La disparition de l’individu

  • On pourra interpréter la dérive contemporaine vers un type de société anglo-saxonne à partir de la notion de relation. On se réfèrera à Hume, pour qui toute connexion est conventionnelle, ou à Russel qui se bat contre les relations internes de Leibniz ou de Hegel pour promouvoir les relations externes : il n’est pas dans l’essence des choses d’être liées entre elles.
  • L’admission de plusieurs conceptions de l’excellence humaine, et donc de plusieurs buts pour chaque société, aurait conduit à une fragmentation de la société en associations et en micro sociétés. Et finalement, un émiettement encore plus poussé aurait entraîné jusqu’à la particularité de l’individu, livré hors la loi à lui-même et à son égoïsme.
  • Il y a bien une dérive de ce genre qui s’opère sous nos yeux, et il est vrai qu’elle engendre des ghettos et des micro sociétés, côte à côte, situées dans le même espace géographique soigneusement quadrillé. Mais elle ne se dirige nullement vers la particularité de l’individu : tout au contraire elle rêve de sa disparition.
  • Une haine en effet de l’individu, sommé de devenir transparent à la communauté toute entière, nous paraît la caractéristique dominante des rapports entre modernité et individualisme. L’individualisme moderne ou postmoderne n’exprime que la disparition de l’individu.
  • Nous en voyons la confirmation dans le déploiement extraordinaire du droit, et dans le droit, du pénal.
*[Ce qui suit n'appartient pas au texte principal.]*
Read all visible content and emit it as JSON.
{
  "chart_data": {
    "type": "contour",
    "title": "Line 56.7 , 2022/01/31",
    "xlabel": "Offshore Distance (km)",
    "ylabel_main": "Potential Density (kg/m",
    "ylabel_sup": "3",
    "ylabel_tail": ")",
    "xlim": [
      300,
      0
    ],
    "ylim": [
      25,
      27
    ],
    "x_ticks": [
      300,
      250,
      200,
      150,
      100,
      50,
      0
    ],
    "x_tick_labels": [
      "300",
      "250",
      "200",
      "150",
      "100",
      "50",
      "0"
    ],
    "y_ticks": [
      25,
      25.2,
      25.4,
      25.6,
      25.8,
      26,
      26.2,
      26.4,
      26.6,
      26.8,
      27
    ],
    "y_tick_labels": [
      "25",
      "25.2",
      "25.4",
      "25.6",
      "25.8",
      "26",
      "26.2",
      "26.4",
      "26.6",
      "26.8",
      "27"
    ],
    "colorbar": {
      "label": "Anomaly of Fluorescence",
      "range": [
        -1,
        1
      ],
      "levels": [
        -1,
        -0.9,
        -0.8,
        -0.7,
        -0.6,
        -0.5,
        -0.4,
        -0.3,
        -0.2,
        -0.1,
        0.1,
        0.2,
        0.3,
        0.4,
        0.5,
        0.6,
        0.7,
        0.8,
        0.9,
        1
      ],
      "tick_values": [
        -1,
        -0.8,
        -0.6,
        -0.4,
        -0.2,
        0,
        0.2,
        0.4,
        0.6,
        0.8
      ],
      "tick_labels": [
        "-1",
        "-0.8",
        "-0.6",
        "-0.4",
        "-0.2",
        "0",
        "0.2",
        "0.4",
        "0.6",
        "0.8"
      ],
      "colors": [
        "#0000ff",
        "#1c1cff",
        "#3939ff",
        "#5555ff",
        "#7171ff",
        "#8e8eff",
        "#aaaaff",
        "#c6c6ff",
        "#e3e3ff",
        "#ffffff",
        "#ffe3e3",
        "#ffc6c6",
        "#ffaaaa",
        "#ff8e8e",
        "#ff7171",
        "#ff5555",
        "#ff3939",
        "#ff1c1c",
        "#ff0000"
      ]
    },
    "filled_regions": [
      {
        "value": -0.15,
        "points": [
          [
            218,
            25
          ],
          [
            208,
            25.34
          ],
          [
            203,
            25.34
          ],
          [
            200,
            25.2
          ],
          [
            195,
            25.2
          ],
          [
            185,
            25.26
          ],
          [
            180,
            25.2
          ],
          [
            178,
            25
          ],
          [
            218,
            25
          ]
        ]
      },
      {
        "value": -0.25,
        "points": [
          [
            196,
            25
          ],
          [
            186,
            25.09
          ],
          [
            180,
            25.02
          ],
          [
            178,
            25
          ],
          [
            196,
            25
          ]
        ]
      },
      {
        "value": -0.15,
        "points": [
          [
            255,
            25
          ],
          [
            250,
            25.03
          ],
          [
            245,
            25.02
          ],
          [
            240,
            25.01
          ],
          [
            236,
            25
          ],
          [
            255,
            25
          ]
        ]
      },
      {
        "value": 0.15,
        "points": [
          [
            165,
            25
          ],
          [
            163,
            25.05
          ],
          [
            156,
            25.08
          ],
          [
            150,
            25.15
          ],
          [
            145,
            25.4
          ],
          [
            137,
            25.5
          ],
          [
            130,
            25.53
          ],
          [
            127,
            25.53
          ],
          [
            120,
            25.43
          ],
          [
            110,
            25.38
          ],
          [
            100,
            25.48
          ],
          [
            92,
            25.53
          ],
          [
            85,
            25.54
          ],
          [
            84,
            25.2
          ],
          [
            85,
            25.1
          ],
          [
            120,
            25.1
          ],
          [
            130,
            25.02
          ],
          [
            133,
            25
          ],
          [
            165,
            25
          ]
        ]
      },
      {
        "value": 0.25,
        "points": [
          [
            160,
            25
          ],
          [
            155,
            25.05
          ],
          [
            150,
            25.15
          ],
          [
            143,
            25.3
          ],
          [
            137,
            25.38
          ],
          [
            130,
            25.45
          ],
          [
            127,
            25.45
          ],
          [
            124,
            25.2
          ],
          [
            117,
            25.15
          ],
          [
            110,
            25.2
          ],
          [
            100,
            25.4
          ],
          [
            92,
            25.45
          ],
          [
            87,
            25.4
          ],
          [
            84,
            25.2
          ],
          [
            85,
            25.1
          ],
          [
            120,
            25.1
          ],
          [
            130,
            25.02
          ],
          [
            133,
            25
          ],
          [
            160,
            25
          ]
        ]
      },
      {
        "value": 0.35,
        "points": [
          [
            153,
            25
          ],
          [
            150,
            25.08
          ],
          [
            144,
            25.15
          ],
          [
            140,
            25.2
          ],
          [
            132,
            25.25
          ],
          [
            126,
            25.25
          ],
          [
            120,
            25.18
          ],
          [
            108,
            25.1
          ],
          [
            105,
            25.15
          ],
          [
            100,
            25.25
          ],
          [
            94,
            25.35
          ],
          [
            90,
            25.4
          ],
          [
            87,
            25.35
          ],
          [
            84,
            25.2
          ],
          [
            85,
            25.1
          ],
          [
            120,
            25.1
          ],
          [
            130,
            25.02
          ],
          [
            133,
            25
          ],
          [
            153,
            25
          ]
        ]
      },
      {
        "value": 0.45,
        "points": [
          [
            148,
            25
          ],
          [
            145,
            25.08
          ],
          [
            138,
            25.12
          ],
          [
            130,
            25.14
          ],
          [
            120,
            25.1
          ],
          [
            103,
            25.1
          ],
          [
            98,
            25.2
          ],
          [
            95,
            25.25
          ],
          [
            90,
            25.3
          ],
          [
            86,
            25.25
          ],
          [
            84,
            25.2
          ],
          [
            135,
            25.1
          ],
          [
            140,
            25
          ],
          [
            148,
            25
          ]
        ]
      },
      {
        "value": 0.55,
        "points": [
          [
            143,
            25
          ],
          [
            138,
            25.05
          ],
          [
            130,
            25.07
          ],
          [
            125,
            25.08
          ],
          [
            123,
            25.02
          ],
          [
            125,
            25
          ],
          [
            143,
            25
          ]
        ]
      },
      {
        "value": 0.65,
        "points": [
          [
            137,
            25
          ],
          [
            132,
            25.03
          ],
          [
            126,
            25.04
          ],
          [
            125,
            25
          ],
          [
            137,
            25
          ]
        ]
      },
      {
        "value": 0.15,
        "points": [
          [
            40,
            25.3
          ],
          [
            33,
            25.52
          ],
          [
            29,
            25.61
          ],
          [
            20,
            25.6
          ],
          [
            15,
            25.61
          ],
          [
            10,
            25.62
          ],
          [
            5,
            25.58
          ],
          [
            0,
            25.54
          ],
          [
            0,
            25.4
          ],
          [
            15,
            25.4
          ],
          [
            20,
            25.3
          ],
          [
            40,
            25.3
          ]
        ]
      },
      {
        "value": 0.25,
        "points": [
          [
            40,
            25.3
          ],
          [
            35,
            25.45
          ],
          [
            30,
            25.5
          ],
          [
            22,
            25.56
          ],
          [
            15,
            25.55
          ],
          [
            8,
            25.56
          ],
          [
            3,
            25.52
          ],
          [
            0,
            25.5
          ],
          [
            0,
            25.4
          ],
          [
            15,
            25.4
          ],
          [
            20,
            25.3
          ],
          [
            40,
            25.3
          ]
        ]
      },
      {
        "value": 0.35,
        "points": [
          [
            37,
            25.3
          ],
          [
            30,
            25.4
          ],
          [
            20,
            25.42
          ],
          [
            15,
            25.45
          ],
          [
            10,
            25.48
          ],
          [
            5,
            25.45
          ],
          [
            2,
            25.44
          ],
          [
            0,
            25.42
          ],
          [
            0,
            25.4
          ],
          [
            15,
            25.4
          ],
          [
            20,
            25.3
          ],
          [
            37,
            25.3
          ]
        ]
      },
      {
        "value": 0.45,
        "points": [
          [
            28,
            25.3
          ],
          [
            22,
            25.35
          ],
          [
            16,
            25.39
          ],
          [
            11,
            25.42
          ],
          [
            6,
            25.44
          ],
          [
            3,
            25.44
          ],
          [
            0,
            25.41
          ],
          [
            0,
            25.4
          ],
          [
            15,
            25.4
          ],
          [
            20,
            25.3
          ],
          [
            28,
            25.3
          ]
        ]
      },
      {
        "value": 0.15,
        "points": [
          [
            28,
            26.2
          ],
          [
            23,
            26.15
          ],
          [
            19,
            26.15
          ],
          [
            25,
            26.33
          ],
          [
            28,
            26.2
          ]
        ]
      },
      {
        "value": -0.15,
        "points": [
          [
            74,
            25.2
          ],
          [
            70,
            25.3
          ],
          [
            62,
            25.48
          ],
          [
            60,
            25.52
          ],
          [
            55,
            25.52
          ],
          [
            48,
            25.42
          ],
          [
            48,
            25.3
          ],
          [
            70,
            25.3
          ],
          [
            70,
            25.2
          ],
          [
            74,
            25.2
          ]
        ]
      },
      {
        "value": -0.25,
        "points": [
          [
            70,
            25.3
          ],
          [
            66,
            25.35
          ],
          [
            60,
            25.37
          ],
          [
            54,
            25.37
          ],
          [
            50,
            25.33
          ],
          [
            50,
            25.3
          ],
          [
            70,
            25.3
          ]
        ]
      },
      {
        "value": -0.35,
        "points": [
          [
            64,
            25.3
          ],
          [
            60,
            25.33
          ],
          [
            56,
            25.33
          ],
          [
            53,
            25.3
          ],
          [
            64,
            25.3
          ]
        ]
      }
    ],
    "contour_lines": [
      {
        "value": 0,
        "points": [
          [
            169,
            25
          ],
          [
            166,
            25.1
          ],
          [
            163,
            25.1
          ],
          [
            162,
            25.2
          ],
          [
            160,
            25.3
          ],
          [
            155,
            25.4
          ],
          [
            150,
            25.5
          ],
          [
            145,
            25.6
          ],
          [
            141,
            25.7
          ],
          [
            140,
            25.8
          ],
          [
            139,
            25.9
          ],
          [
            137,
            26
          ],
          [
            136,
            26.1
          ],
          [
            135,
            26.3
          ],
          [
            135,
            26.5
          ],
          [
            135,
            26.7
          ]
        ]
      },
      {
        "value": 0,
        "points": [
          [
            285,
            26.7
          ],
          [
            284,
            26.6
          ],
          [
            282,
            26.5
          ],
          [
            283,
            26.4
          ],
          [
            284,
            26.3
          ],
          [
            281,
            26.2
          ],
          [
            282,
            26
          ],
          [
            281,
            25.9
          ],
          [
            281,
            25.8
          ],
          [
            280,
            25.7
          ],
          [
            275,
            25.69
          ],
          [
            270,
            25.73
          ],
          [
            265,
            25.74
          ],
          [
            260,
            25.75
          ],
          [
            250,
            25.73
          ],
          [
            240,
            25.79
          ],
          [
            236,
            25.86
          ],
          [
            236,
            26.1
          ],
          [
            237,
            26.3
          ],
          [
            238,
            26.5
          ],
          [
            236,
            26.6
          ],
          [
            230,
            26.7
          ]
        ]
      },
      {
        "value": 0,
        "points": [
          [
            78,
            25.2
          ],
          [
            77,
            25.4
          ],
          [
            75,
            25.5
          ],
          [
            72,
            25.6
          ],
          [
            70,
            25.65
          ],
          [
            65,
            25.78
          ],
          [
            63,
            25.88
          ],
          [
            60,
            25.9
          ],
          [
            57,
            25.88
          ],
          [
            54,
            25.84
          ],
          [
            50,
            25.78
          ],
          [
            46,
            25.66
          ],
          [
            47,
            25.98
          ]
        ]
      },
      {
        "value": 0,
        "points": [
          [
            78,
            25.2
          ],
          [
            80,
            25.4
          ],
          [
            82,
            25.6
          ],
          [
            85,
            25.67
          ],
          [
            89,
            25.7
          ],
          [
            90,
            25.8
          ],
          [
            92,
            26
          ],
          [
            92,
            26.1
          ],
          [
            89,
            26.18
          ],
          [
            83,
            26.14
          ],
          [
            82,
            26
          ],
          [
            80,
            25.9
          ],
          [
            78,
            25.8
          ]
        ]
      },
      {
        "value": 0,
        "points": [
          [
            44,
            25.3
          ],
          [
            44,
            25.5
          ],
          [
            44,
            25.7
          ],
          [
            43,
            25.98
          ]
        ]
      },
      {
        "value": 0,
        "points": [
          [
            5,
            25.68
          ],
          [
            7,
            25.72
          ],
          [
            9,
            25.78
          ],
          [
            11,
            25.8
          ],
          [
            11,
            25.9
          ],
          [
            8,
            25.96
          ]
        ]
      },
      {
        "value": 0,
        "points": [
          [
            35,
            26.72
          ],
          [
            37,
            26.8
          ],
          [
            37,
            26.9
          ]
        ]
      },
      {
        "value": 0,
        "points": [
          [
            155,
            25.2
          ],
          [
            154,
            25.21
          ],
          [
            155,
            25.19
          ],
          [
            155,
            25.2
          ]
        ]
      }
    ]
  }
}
Car dans cette extension, paradoxalement, ce qui disparaît, c’est la loi et la conception de l’individu qui l’accompagne. Elle n’est plus ce qui permet à chacun de faire ce qu’il veut sans avoir de comptes à rendre, parce qu’il est protégé par elle à la fois du tort qu’autrui pourrait lui faire et du tort qu’il pourrait lui infligé. Elle enveloppe les individus dans sa capacité à dessaisir les individus de toute autorité sous prétexte de renforcer leur « responsabilité » et leur « transparence ». D’où le déploiement d’une prodigieuse hypocrisie, qui recrée un espace du secret et de la décision effective, mais dans l’inconfort et la culpabilité du « en cachette ». Il n’est plus possible d’admettre quoi que ce soit sans penser en même temps qu’on ne doit l’évoquer que pour servir « la citoyenneté » et être pédagogiquement correct.
  • Comment en est-on arrivé à cette situation hallucinante, où la modernité qualifie sa propre dérive « d’individualisme », alors qu’il s’agit d’une haine de l’individu ?

« La vie la meilleure »

  • Il faut remonter à Aristote pour situer convenablement l’individu par rapport à la sphère politique. Le point de départ est la recherche du souverain bien, Aristote le définit comme étant ce vers quoi tend toute chose. Il en déduit qu’il y a nécessairement une science « suprême et architectonique par excellence » et qu’elle est « manifestement la Politique ». Ainsi la Cité constitue-t-elle l’horizon indépassable de toute l’activité humaine et l’homme par excellence sera l’homme politique.Dans L’Ethique à Nicomaque, ce n’est plus l’agir politique qui constitue l’humanité, mais le dépassement de l’humanité. La vie la meilleure possible – la vie politique – se trouve dépassée par une vie encore plus excellente, la vie de la pensée. Il donne une nature proprement divine à l’exercice de la pensée.
  • Le caractère inaliénable de l’individu pensant fonde, chez Aristote, la communauté politique. Cette solitude présuppose des relations effectives d’une tout autre nature, mais préfigurant la Cité sans s’y réduire : l’amitié.
  • Hobbes dans Le Léviathan prend bien soin de réserver d’une façon inconditionnelle la sauvegarde de l’individu qui se trouve délié de toute obligation à l’égard du Souverain, dès lors que sa propre vie est en danger. Un droit est reconnu explicitement à chacun de résister aux archers qui viennent l’arrêter. De sorte qu’à la fin ce sont les aveux arrachés par la torture qui se trouvent disqualifiés, et que les mots Human Rights viennent s’inscrire pour la première fois dans l’histoire politique.
  • Faut-il chercher une confirmation chez Spinoza ? Le Traité des autorités théologique et politique est construit, du moins dans sa moitié politique, sur un processus étonnant de réduction des droits de l’individu. La communauté politique est dite d’autant plus forte, et chacun en elle d’autant plus puissant, que la cohésion est plus étroite et les volontés davantage contraintes. Jusqu’au moment où elle rencontre une résistance plus forte qu’elle, parce qu’elle est d’une autre nature, encore que fondatrice pour elle : le droit inaliénable de tout individu de juger par soi-même. Une fois encore, la communauté politique n’a donc pu être réalisée que si elle se trouve limitée non pas par une puissance, mais par le caractère irréductible de l’individualité.
  • Tout se passe comme s’il y avait deux individus : le citoyen et l’individu réel et concret. La confusion entre ces deux individus, la réduction de l’un à l’autre, qui accompagne la naissance de la modernité, conduit à un débat faussé sur « l’individualisme » et au retrait du politique. Elle s’est produite chez Rousseau dans le Contrat social.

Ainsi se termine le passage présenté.